The vision has disappeared with the sounds which called it forth, and the musician feels sorrowfully that it cannot be recalled: for the effect was incommensurate with the cause; they had nothing in common with each other. We can trace the processes of painting and verse; we can explain their results. Art, however triumphant, is subject to natural laws. But that which frames out of three notes of music "not a fourth sound, but a star" is the Will, which is above law.
And, therefore, so Abt Vogler consoles himself, the music persists, though it has passed from the sense of him who called it forth: for it is an echo of the eternal life; a pledge of the reality of every imagined good—of the continuance of whatever good has existed. Human passion and aspiration are music sent up to Heaven, to be continued and completed there. The secret of the scheme of creation is in the musician's hands.
Having recognized this, Abt Vogler can subside, proudly and patiently, on the common chord—the commonplace realities, of life.

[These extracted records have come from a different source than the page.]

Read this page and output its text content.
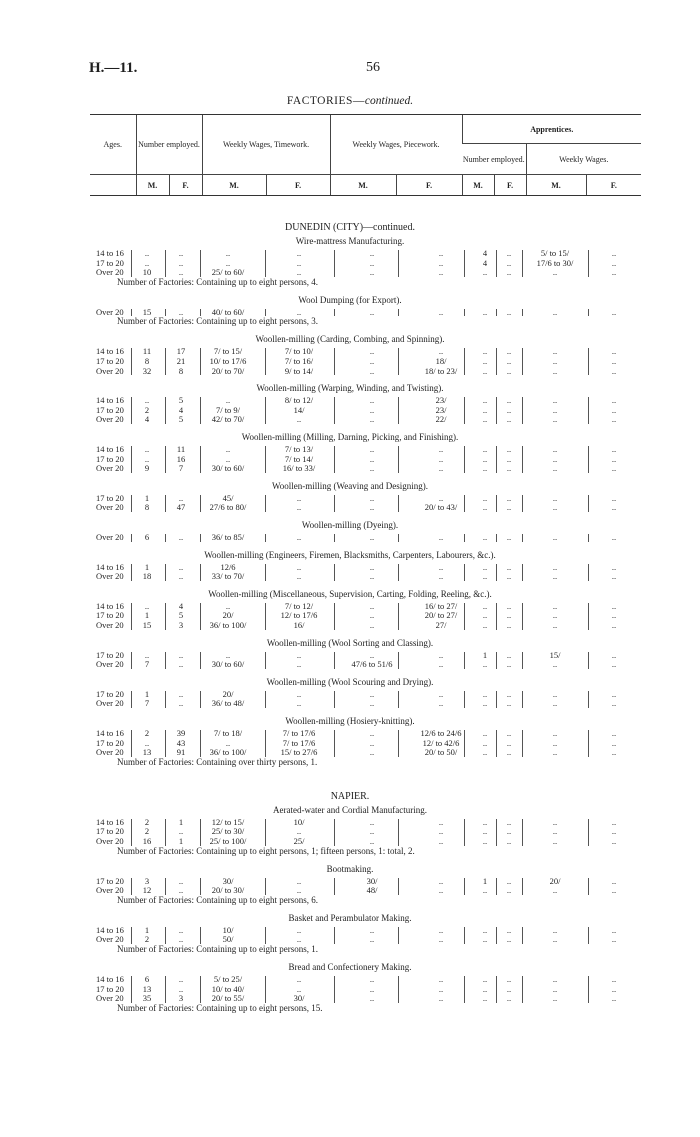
H.—11.	56
FACTORIES—continued.
Ages.	Number employed.		Weekly Wages, Timework.		Weekly Wages, Piecework.		Apprentices.			
							Number employed.		Weekly Wages.	
	M.	F.	M.	F.	M.	F.	M.	F.	M.	F.
DUNEDIN (CITY)—continued.
Wire-mattress Manufacturing.
14 to 16	..	..	..	..	..	..	4	..	5/ to 15/	..
17 to 20	..	..	..	..	..	..	4	..	17/6 to 30/	..
Over 20	10	..	25/ to 60/	..	..	..	..	..	..	..
Number of Factories: Containing up to eight persons, 4.
Wool Dumping (for Export).
Over 20	15	..	40/ to 60/	..	..	..	..	..	..	..
Number of Factories: Containing up to eight persons, 3.
Woollen-milling (Carding, Combing, and Spinning).
14 to 16	11	17	7/ to 15/	7/ to 10/	..	..	..	..	..	..
17 to 20	8	21	10/ to 17/6	7/ to 16/	..	18/	..	..	..	..
Over 20	32	8	20/ to 70/	9/ to 14/	..	18/ to 23/	..	..	..	..
Woollen-milling (Warping, Winding, and Twisting).
14 to 16	..	5	..	8/ to 12/	..	23/	..	..	..	..
17 to 20	2	4	7/ to 9/	14/	..	23/	..	..	..	..
Over 20	4	5	42/ to 70/	..	..	22/	..	..	..	..
Woollen-milling (Milling, Darning, Picking, and Finishing).
14 to 16	..	11	..	7/ to 13/	..	..	..	..	..	..
17 to 20	..	16	..	7/ to 14/	..	..	..	..	..	..
Over 20	9	7	30/ to 60/	16/ to 33/	..	..	..	..	..	..
Woollen-milling (Weaving and Designing).
17 to 20	1	..	45/	..	..	..	..	..	..	..
Over 20	8	47	27/6 to 80/	..	..	20/ to 43/	..	..	..	..
Woollen-milling (Dyeing).
Over 20	6	..	36/ to 85/	..	..	..	..	..	..	..
Woollen-milling (Engineers, Firemen, Blacksmiths, Carpenters, Labourers, &c.).
14 to 16	1	..	12/6	..	..	..	..	..	..	..
Over 20	18	..	33/ to 70/	..	..	..	..	..	..	..
Woollen-milling (Miscellaneous, Supervision, Carting, Folding, Reeling, &c.).
14 to 16	..	4	..	7/ to 12/	..	16/ to 27/	..	..	..	..
17 to 20	1	5	20/	12/ to 17/6	..	20/ to 27/	..	..	..	..
Over 20	15	3	36/ to 100/	16/	..	27/	..	..	..	..
Woollen-milling (Wool Sorting and Classing).
17 to 20	..	..	..	..	..	..	1	..	15/	..
Over 20	7	..	30/ to 60/	..	47/6 to 51/6	..	..	..	..	..
Woollen-milling (Wool Scouring and Drying).
17 to 20	1	..	20/	..	..	..	..	..	..	..
Over 20	7	..	36/ to 48/	..	..	..	..	..	..	..
Woollen-milling (Hosiery-knitting).
14 to 16	2	39	7/ to 18/	7/ to 17/6	..	12/6 to 24/6	..	..	..	..
17 to 20	..	43	..	7/ to 17/6	..	12/ to 42/6	..	..	..	..
Over 20	13	91	36/ to 100/	15/ to 27/6	..	20/ to 50/	..	..	..	..
Number of Factories: Containing over thirty persons, 1.
NAPIER.
Aerated-water and Cordial Manufacturing.
14 to 16	2	1	12/ to 15/	10/	..	..	..	..	..	..
17 to 20	2	..	25/ to 30/	..	..	..	..	..	..	..
Over 20	16	1	25/ to 100/	25/	..	..	..	..	..	..
Number of Factories: Containing up to eight persons, 1; fifteen persons, 1: total, 2.
Bootmaking.
17 to 20	3	..	30/	..	30/	..	1	..	20/	..
Over 20	12	..	20/ to 30/	..	48/	..	..	..	..	..
Number of Factories: Containing up to eight persons, 6.
Basket and Perambulator Making.
14 to 16	1	..	10/	..	..	..	..	..	..	..
Over 20	2	..	50/	..	..	..	..	..	..	..
Number of Factories: Containing up to eight persons, 1.
Bread and Confectionery Making.
14 to 16	6	..	5/ to 25/	..	..	..	..	..	..	..
17 to 20	13	..	10/ to 40/	..	..	..	..	..	..	..
Over 20	35	3	20/ to 55/	30/	..	..	..	..	..	..
Number of Factories: Containing up to eight persons, 15.
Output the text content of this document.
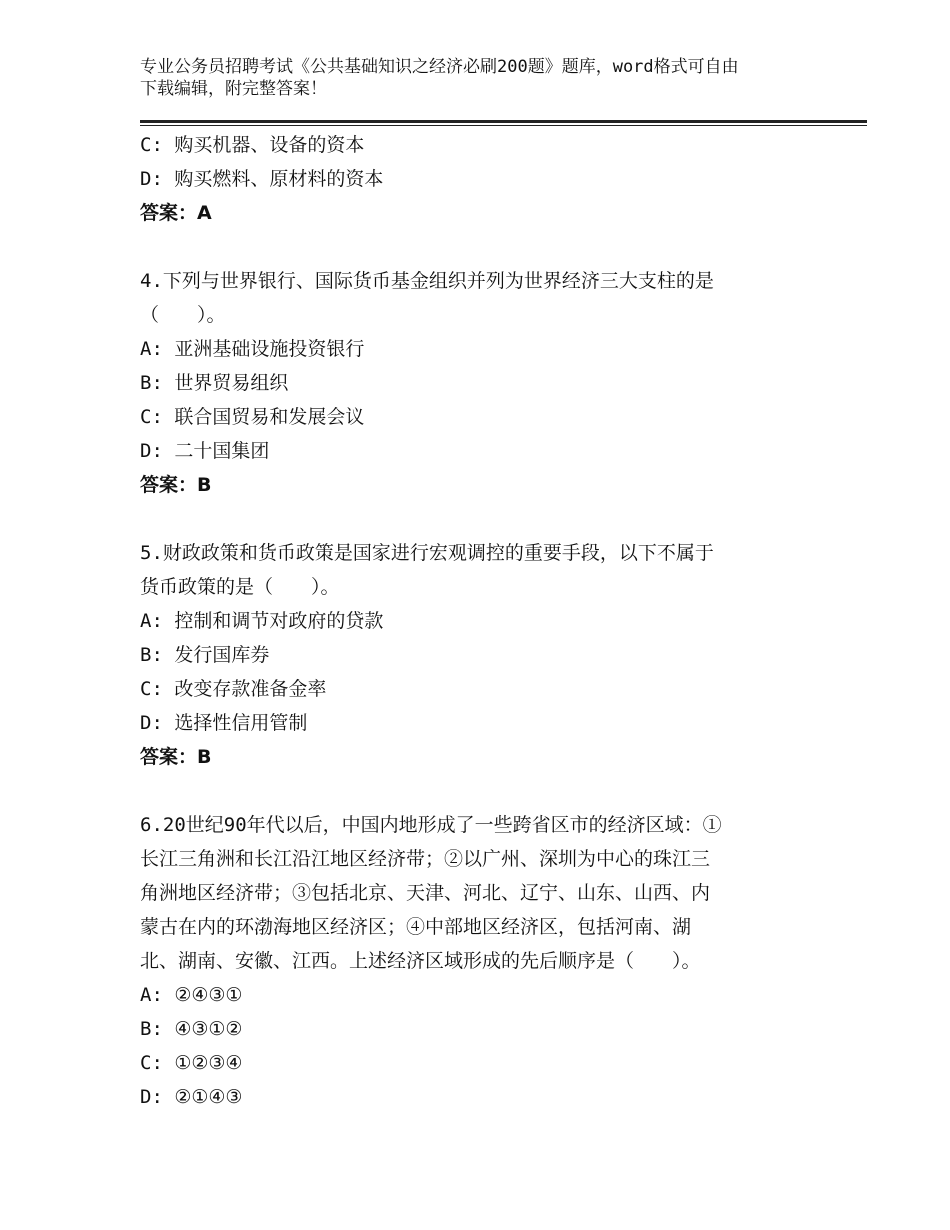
专业公务员招聘考试《公共基础知识之经济必刷200题》题库，word格式可自由
下载编辑，附完整答案！
C: 购买机器、设备的资本
D: 购买燃料、原材料的资本
答案：A
4.下列与世界银行、国际货币基金组织并列为世界经济三大支柱的是
（　　）。
A: 亚洲基础设施投资银行
B: 世界贸易组织
C: 联合国贸易和发展会议
D: 二十国集团
答案：B
5.财政政策和货币政策是国家进行宏观调控的重要手段，以下不属于
货币政策的是（　　）。
A: 控制和调节对政府的贷款
B: 发行国库券
C: 改变存款准备金率
D: 选择性信用管制
答案：B
6.20世纪90年代以后，中国内地形成了一些跨省区市的经济区域：①
长江三角洲和长江沿江地区经济带；②以广州、深圳为中心的珠江三
角洲地区经济带；③包括北京、天津、河北、辽宁、山东、山西、内
蒙古在内的环渤海地区经济区；④中部地区经济区，包括河南、湖
北、湖南、安徽、江西。上述经济区域形成的先后顺序是（　　）。
A: ②④③①
B: ④③①②
C: ①②③④
D: ②①④③
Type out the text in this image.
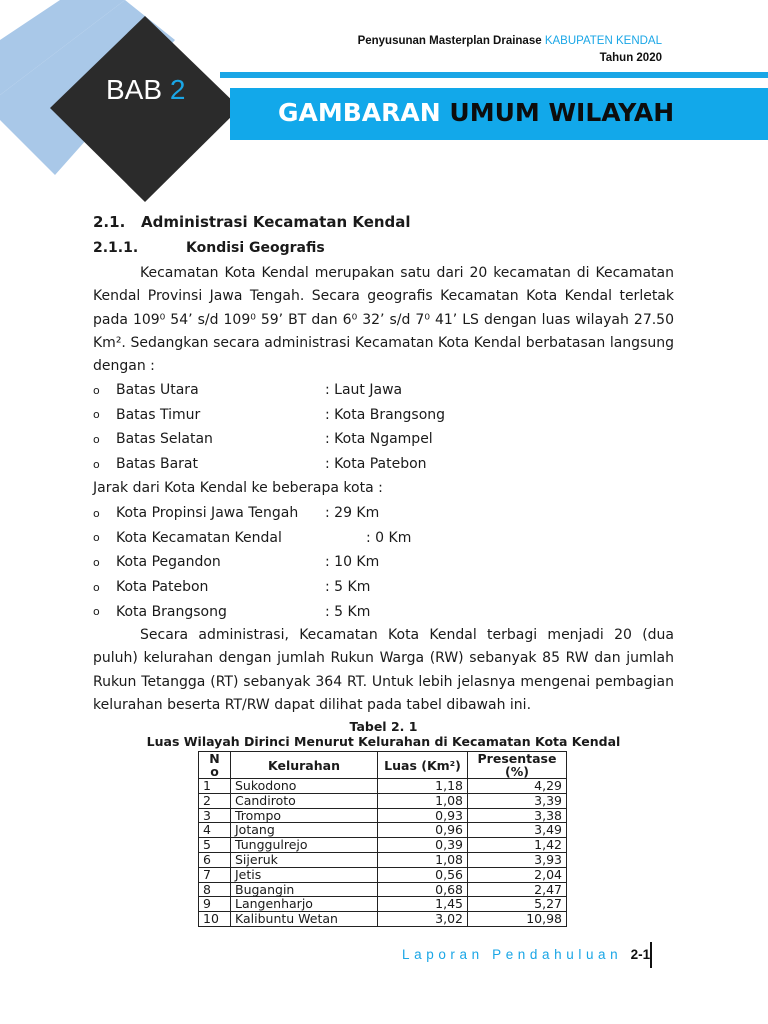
BAB 2
Penyusunan Masterplan Drainase KABUPATEN KENDAL
Tahun 2020
GAMBARAN UMUM WILAYAH
2.1. Administrasi Kecamatan Kendal
2.1.1.	Kondisi Geografis

Kecamatan Kota Kendal merupakan satu dari 20 kecamatan di Kecamatan Kendal Provinsi Jawa Tengah. Secara geografis Kecamatan Kota Kendal terletak pada 109⁰ 54’ s/d 109⁰ 59’ BT dan 6⁰ 32’ s/d 7⁰ 41’ LS dengan luas wilayah 27.50 Km². Sedangkan secara administrasi Kecamatan Kota Kendal berbatasan langsung dengan :

o	Batas Utara	: Laut Jawa
o	Batas Timur	: Kota Brangsong
o	Batas Selatan	: Kota Ngampel
o	Batas Barat	: Kota Patebon
Jarak dari Kota Kendal ke beberapa kota :
o	Kota Propinsi Jawa Tengah	: 29 Km
o	Kota Kecamatan Kendal	: 0 Km
o	Kota Pegandon	: 10 Km
o	Kota Patebon	: 5 Km
o	Kota Brangsong	: 5 Km

Secara administrasi, Kecamatan Kota Kendal terbagi menjadi 20 (dua puluh) kelurahan dengan jumlah Rukun Warga (RW) sebanyak 85 RW dan jumlah Rukun Tetangga (RT) sebanyak 364 RT. Untuk lebih jelasnya mengenai pembagian kelurahan beserta RT/RW dapat dilihat pada tabel dibawah ini.

Tabel 2. 1
Luas Wilayah Dirinci Menurut Kelurahan di Kecamatan Kota Kendal
N o	Kelurahan	Luas (Km²)	Presentase (%)
1	Sukodono	1,18	4,29
2	Candiroto	1,08	3,39
3	Trompo	0,93	3,38
4	Jotang	0,96	3,49
5	Tunggulrejo	0,39	1,42
6	Sijeruk	1,08	3,93
7	Jetis	0,56	2,04
8	Bugangin	0,68	2,47
9	Langenharjo	1,45	5,27
10	Kalibuntu Wetan	3,02	10,98
Laporan Pendahuluan 2-1
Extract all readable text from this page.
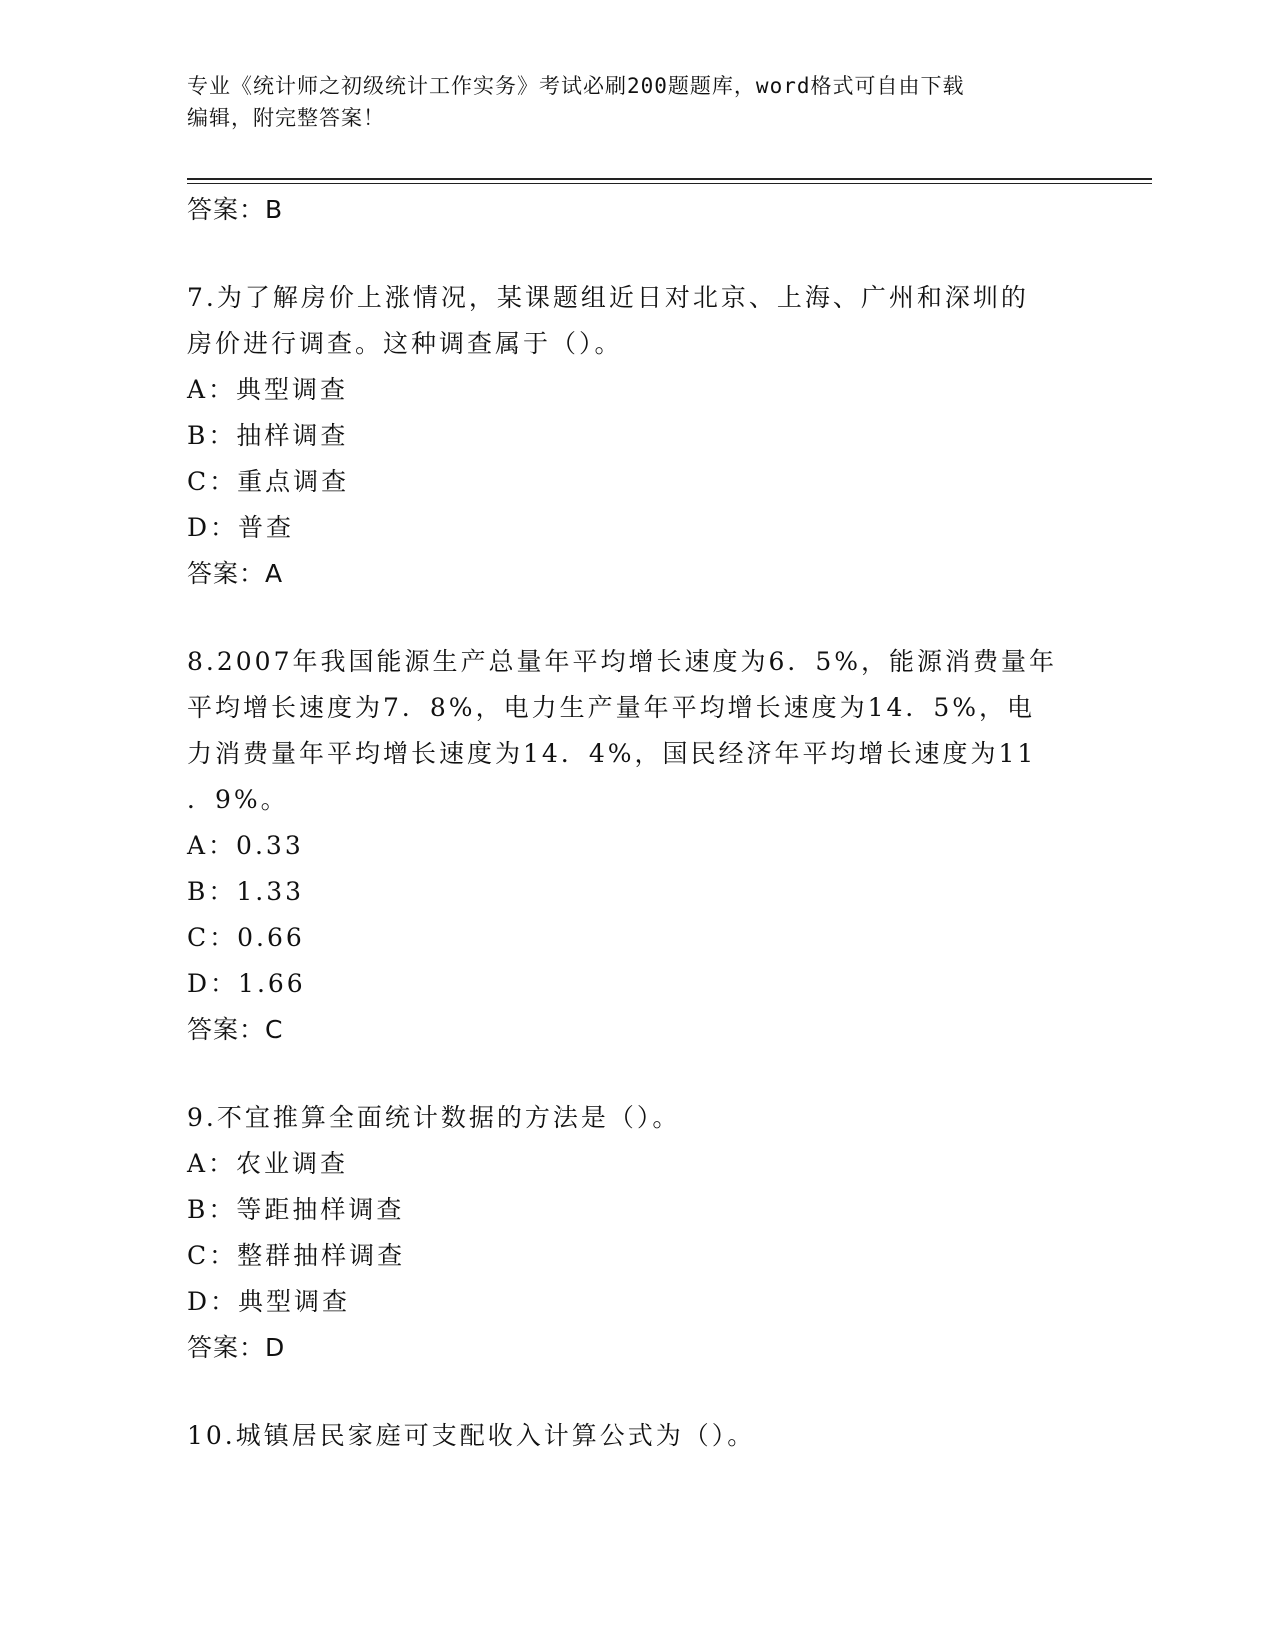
专业《统计师之初级统计工作实务》考试必刷200题题库，word格式可自由下载
编辑，附完整答案！
答案：B
7.为了解房价上涨情况，某课题组近日对北京、上海、广州和深圳的
房价进行调查。这种调查属于（）。
A：典型调查
B：抽样调查
C：重点调查
D：普查
答案：A
8.2007年我国能源生产总量年平均增长速度为6．5%，能源消费量年
平均增长速度为7．8%，电力生产量年平均增长速度为14．5%，电
力消费量年平均增长速度为14．4%，国民经济年平均增长速度为11
．9%。
A：0.33
B：1.33
C：0.66
D：1.66
答案：C
9.不宜推算全面统计数据的方法是（）。
A：农业调查
B：等距抽样调查
C：整群抽样调查
D：典型调查
答案：D
10.城镇居民家庭可支配收入计算公式为（）。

"PICTOR IGNOTUS" (Florence, 15—), is the answer of an unknown painter to the praise which he hears lavished on another man. He admits its justice, but declares that he too could have deserved it; and his words have all the bitterness of a suppressed longing which an unexpected touch has set free. He, too, has dreamed of fame; and felt no limits to his power of attaining it. But he saw, by some flash of intuition, that it must be bought by the dishonour of his works; that, in order to bring him fame, they must descend into the market, they must pass from hand to hand; they must endure the shallowness of their purchasers' comments, share in the pettiness of their lives. He has remained obscure, that his creations might be guarded against this sacrilege. "He paints Madonnas and saints in the twilight stillness of the cloister and the aisle; and if his heart saddens at the endless repetition of the one heavenward gaze, at least no merchant traffics in what he loves. There, where his pictures have been born, mouldering in the dampness of the wall, blackening in the smoke of the altar, amidst a silence broken only by prayer, they may 'gently' and 'surely' die." He asks himself, as he again subsides into mournful resignation, whether the applause of men may not be neutralized at its best by the ignoble circumstances which it entails.